SPILL
by Thaddeus Rutkowski
My work comes out wrong. There are mistakes all over the place. Even my name, signed on the document I’ve created, disintegrates into random letters-- then, into a series of dots.
I make a phone call to check a fact, and the person on the other end says, “Don’t you remember me? I used to work there.”
I don’t remember, but I don’t say so. We continue to talk, our voices muffled.
At a staff meeting, I want to speak, but someone else is talking, raising my hopes and dashing them. Every few minutes, I blurt out a syllablea “What?” or a “How?”then another voice starts, and I have to shut up.
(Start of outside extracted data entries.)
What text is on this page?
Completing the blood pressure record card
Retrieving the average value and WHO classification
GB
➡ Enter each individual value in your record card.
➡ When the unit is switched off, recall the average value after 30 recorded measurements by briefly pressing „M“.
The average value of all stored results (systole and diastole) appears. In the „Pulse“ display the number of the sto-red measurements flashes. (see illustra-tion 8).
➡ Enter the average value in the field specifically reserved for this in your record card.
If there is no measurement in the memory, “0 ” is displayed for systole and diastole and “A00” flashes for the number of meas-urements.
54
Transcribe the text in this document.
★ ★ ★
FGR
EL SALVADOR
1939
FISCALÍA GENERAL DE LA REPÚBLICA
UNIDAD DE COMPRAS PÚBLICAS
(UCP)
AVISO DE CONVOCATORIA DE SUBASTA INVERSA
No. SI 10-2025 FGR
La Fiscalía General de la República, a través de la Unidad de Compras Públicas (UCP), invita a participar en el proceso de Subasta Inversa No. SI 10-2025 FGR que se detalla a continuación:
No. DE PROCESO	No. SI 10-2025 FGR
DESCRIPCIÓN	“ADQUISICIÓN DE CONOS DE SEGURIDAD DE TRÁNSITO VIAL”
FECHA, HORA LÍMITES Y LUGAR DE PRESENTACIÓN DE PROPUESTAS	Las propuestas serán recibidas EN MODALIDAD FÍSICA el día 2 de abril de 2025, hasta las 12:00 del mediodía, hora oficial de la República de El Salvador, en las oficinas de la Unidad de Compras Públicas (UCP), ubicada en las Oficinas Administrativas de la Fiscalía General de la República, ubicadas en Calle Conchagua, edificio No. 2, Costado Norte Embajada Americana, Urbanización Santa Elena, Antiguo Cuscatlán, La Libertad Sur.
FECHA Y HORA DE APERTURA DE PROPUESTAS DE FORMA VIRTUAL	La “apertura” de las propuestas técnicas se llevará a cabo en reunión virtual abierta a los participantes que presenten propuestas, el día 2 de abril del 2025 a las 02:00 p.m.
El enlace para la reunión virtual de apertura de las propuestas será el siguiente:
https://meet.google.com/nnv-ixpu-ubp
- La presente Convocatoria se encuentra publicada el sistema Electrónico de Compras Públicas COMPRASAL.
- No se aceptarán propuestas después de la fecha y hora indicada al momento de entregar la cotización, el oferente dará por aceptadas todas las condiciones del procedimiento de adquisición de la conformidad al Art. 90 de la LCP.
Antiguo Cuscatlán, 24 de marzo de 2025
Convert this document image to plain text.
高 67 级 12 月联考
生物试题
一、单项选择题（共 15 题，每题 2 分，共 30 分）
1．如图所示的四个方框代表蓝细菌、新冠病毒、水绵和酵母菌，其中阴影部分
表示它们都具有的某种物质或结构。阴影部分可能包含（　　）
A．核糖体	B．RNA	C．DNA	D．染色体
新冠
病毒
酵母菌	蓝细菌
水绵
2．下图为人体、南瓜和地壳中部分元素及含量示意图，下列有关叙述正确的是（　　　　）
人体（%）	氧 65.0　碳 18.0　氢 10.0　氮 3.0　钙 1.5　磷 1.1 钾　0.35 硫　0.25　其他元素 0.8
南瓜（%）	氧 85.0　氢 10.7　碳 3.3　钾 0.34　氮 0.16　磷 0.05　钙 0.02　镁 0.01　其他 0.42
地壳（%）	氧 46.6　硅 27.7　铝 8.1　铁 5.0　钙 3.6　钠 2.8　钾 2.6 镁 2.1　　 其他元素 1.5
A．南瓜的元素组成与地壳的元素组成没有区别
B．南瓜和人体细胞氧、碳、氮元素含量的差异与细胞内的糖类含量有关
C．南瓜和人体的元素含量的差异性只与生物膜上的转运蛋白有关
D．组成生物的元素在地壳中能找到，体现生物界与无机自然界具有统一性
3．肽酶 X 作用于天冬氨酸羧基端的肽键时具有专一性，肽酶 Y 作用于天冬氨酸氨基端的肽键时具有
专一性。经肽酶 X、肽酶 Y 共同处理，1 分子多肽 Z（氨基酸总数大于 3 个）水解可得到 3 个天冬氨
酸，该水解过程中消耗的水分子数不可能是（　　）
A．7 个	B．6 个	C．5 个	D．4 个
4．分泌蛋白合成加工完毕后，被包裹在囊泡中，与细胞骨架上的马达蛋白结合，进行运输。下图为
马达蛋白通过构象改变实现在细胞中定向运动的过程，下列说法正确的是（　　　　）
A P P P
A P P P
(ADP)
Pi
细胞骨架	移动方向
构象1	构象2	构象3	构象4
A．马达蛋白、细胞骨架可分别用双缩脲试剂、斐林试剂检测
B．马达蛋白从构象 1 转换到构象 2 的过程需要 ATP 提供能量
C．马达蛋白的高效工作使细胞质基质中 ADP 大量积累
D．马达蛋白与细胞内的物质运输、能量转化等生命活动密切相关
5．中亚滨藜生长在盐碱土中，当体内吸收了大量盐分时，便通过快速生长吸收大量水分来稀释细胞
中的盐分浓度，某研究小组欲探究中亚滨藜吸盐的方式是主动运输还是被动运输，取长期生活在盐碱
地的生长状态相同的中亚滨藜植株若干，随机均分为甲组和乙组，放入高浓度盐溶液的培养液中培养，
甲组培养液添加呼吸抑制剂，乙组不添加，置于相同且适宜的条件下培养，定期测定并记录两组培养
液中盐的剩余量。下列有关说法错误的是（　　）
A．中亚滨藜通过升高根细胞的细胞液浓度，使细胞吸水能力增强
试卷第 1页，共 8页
Finally, I say, “It’s not my fault; it’s the computer’s fault. I tried to connect but lacked a link.”
Later, a colleague says to me, “It is your fault.”
When I walk into my work area, my shirt and jacket are rumpled, my pants slightly wrinkled, and I apologize to my colleagues by saying, “My trousers have static cling.”
"Does that mean you have hairy legs?” one of my coworkers asks.
And the thought of hair-- of legs and hair, of fabric rubbing against legs and hair-- triggers my mania. I begin to count, second by second, the time that remains until the lunch whistle blows.
One of my colleagues, a designer who likes to wear sunglasses, threatens to go on a shooting spree. I see him looking down at me from a high window.
“I will not work!” he announces.
I search for low places to hide.
After 5 o’clock, my co-workers let off steam by riding a mail cart down the street. I see them rolling and teetering when I come through the revolving door. A couple of blocks away, the cart overturns, and they spill out.